Contacté à ce sujet, l’Asvel n’a pas souhaité donner suite à notre demande d’entretien. Si le maire de Villeurbanne confirme l’existence de négociations, l’équipe affirme que la commune n’y participe pas. Au contraire, Jean Paul Bret ne semble pas être partisan d’un rapprochement entre Lyon et l’Asvel et presse les dirigeants du club de clarifier la situation :
« L’arrivée éventuelle de Jean Michel Aulas pose un certain nombre d’interrogations. Les sites sur lesquels il veut construire sa salle ne sont pas opérationnels, aucun ne sont conforme au Plan Local d’Urbanisme, il faudra attendre au moins 5 ans. Si l’Asvel met son destin dans les mains d’Aulas, elle met en péril le projet qu’elle avait retenu en devant une sorte d’OL-Basket. On a besoin que le club sorte du flou et nous donne des réponses précises et une position claire : la collectivité ne peut pas rester dans une attitude dilatoire. Au-delà des déclarations d’amour à Villeurbanne de la part club, il faut déposer un permis de construire avant juillet. »

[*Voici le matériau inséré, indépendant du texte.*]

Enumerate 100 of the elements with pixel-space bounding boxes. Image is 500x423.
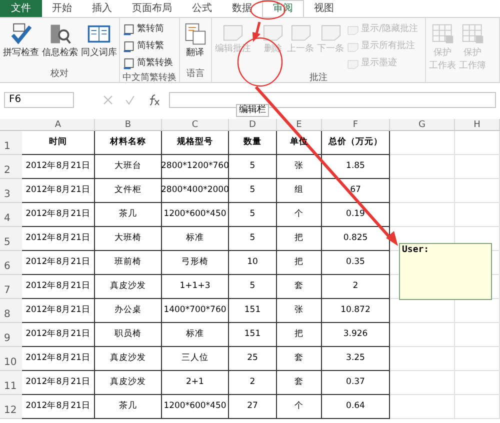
table-cell: 职员椅 — [114, 328, 142, 341]
column-header[interactable]: D — [229, 119, 277, 130]
table-cell: 2012年8月21日 — [26, 280, 90, 293]
table-cell: 张 — [294, 160, 304, 173]
row-header[interactable]: 4 — [0, 203, 22, 227]
row-header[interactable]: 3 — [0, 179, 22, 203]
table-cell: 5 — [250, 184, 256, 197]
table-cell: 个 — [294, 400, 304, 413]
row-header[interactable]: 12 — [0, 395, 22, 419]
cancel-icon[interactable] — [103, 95, 113, 105]
table-cell: 套 — [294, 376, 304, 389]
empty-cell[interactable] — [455, 323, 500, 347]
empty-cell[interactable] — [390, 347, 455, 371]
row-header[interactable]: 7 — [0, 275, 22, 299]
file-menu-button[interactable]: 文件 — [0, 0, 42, 17]
check-icon[interactable] — [125, 95, 135, 105]
row-header[interactable]: 9 — [0, 323, 22, 347]
ribbon-tab[interactable]: 开始 — [42, 0, 82, 17]
column-header[interactable]: E — [277, 119, 322, 130]
row-header[interactable]: 6 — [0, 251, 22, 275]
column-header[interactable]: H — [455, 119, 500, 130]
table-cell: 把 — [294, 256, 304, 269]
name-box[interactable]: F6 — [4, 92, 74, 108]
ribbon-button[interactable]: 简转繁 — [123, 39, 173, 55]
ribbon-button[interactable]: 简繁转换 — [123, 56, 173, 72]
ribbon-tab[interactable]: 视图 — [304, 0, 344, 17]
empty-cell[interactable] — [390, 203, 455, 227]
column-header[interactable]: F — [322, 119, 390, 130]
function-icon[interactable] — [147, 94, 161, 106]
table-cell: 1200*600*450 — [164, 208, 226, 221]
table-cell: 套 — [294, 280, 304, 293]
ribbon-tab[interactable]: 公式 — [182, 0, 222, 17]
row-header[interactable]: 5 — [0, 227, 22, 251]
empty-cell[interactable] — [390, 131, 455, 155]
table-cell: 2012年8月21日 — [26, 184, 90, 197]
group-label: 校对 — [50, 68, 70, 81]
empty-cell[interactable] — [390, 179, 455, 203]
table-cell: 3.25 — [346, 352, 365, 365]
empty-cell[interactable] — [455, 179, 500, 203]
note-icon — [290, 22, 312, 42]
table-cell: 办公桌 — [114, 304, 142, 317]
table-cell: 2012年8月21日 — [26, 256, 90, 269]
empty-cell[interactable] — [455, 131, 500, 155]
row-header[interactable]: 10 — [0, 347, 22, 371]
ribbon-button[interactable]: 同义词库 — [81, 22, 117, 68]
table-cell: 2 — [250, 376, 256, 389]
ribbon-tab[interactable]: 页面布局 — [122, 0, 182, 17]
table-cell: 标准 — [186, 328, 204, 341]
ribbon-button[interactable]: 翻译 — [183, 22, 207, 68]
comment-tooltip[interactable]: User: — [399, 243, 492, 300]
group-label: 语言 — [186, 68, 206, 81]
empty-cell[interactable] — [455, 203, 500, 227]
comment-author: User: — [402, 245, 430, 256]
table-cell: 1400*700*760 — [164, 304, 226, 317]
translate-icon — [183, 22, 207, 46]
ribbon-button[interactable]: 信息检索 — [42, 22, 78, 68]
table-cell: 材料名称 — [110, 136, 146, 149]
table-cell: 三人位 — [182, 352, 208, 365]
ribbon-button[interactable]: 拼写检查 — [3, 22, 39, 68]
table-cell: 把 — [294, 328, 304, 341]
empty-cell[interactable] — [455, 395, 500, 419]
table-cell: 0.19 — [346, 208, 365, 221]
table-cell: 2+1 — [186, 376, 204, 389]
empty-cell[interactable] — [390, 395, 455, 419]
table-cell: 2 — [352, 280, 358, 293]
table-cell: 套 — [294, 352, 304, 365]
row-header[interactable]: 8 — [0, 299, 22, 323]
column-header[interactable]: C — [162, 119, 229, 130]
note-icon — [347, 41, 359, 53]
column-header[interactable]: B — [95, 119, 162, 130]
table-cell: 真皮沙发 — [110, 280, 146, 293]
empty-cell[interactable] — [390, 323, 455, 347]
row-header[interactable]: 1 — [0, 131, 22, 155]
book-search-icon — [48, 22, 72, 46]
column-header[interactable]: G — [390, 119, 455, 130]
ribbon-tab[interactable]: 插入 — [82, 0, 122, 17]
ribbon-button[interactable]: 繁转简 — [123, 22, 173, 38]
table-cell: 2012年8月21日 — [26, 304, 90, 317]
empty-cell[interactable] — [390, 155, 455, 179]
table-cell: 27 — [247, 400, 258, 413]
table-cell: 弓形椅 — [182, 256, 208, 269]
table-cell: 67 — [350, 184, 361, 197]
ribbon-tab[interactable]: 数据 — [222, 0, 262, 17]
empty-cell[interactable] — [455, 155, 500, 179]
table-cell: 2012年8月21日 — [26, 160, 90, 173]
empty-cell[interactable] — [455, 347, 500, 371]
table-cell: 真皮沙发 — [110, 352, 146, 365]
row-header[interactable]: 11 — [0, 371, 22, 395]
note-icon — [320, 22, 342, 42]
table-cell: 时间 — [49, 136, 67, 149]
table-cell: 张 — [294, 304, 304, 317]
table-cell: 0.37 — [346, 376, 365, 389]
protect-sheet-icon — [430, 22, 454, 46]
column-header[interactable]: A — [22, 119, 95, 130]
group-label: 中文简繁转换 — [122, 72, 178, 85]
empty-cell[interactable] — [390, 371, 455, 395]
row-header[interactable]: 2 — [0, 155, 22, 179]
table-cell: 2012年8月21日 — [26, 208, 90, 221]
empty-cell[interactable] — [455, 371, 500, 395]
table-cell: 总价（万元） — [328, 136, 382, 149]
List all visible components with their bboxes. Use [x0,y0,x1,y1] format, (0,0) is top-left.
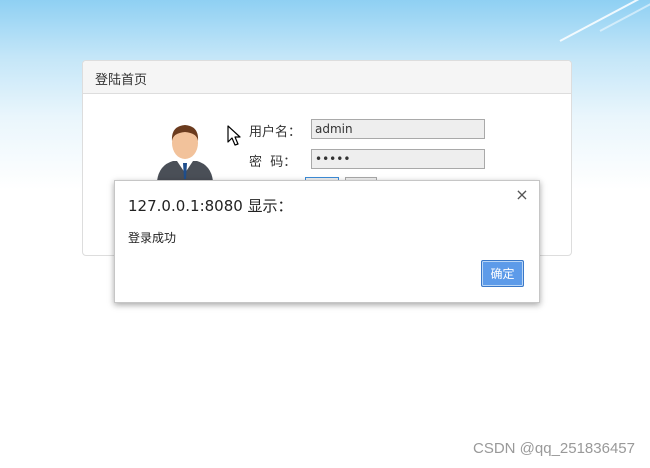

Dans deux ans, à qui le tour ?
Pour Pascal Legendre, journaliste à Basketeurope, le développement des deux salles ne fige pas tout à fait l’avenir du basket français au-delà de 2021 :
« Par rapport aux autres pays d’Europe, la France a un grand retard au niveau des salles multi-sports. Un rapport en 2008 expliquait cela très bien et rien n’en est sorti . Après les deux ans d’Euroligue de l’Asvel, c’est normalement une participation pour 10 ans qui doit être attribuée. Tout le monde va observer l’Asvel qui devra avoir de bons résultats pour garder du public, passé l’effet de curiosité. Mais pour un club d’envergure européenne, la ville la plus adaptée serait Paris. La capitale concentre les richesses économiques et l’impact médiatique y est plus fort, comme on le voit avec les résultats du PSG en foot et en handball. Il y a certes Bercy, mais qui est avant tout une salle de spectacles. Pour l’instant, le projet de salle Porte La Chapelle qui n’est que de 7 000 à 8 000 places alors que la moyenne en Euroleague est de 8 500 spectateurs. »
Et autre détail, pour l’instant aucun club parisien ne brille régulièrement, hormis quelques coups d’éclats de Nanterre (champion en 2013, vainqueur de coupes européennes de second rang en 2015 et 2017). En dépit de la récente U Arena de la Défense où elle a joué une fois contre… l’Asvel (15 200 spectateurs), cette banlieue ouest n’est peut-être pas prête à être fondue dans un grand club de la capitale. Et la vérité du terrain dans tout cela ? Dimanche elle sera secondaire et cela pourrait le rester à l’avenir.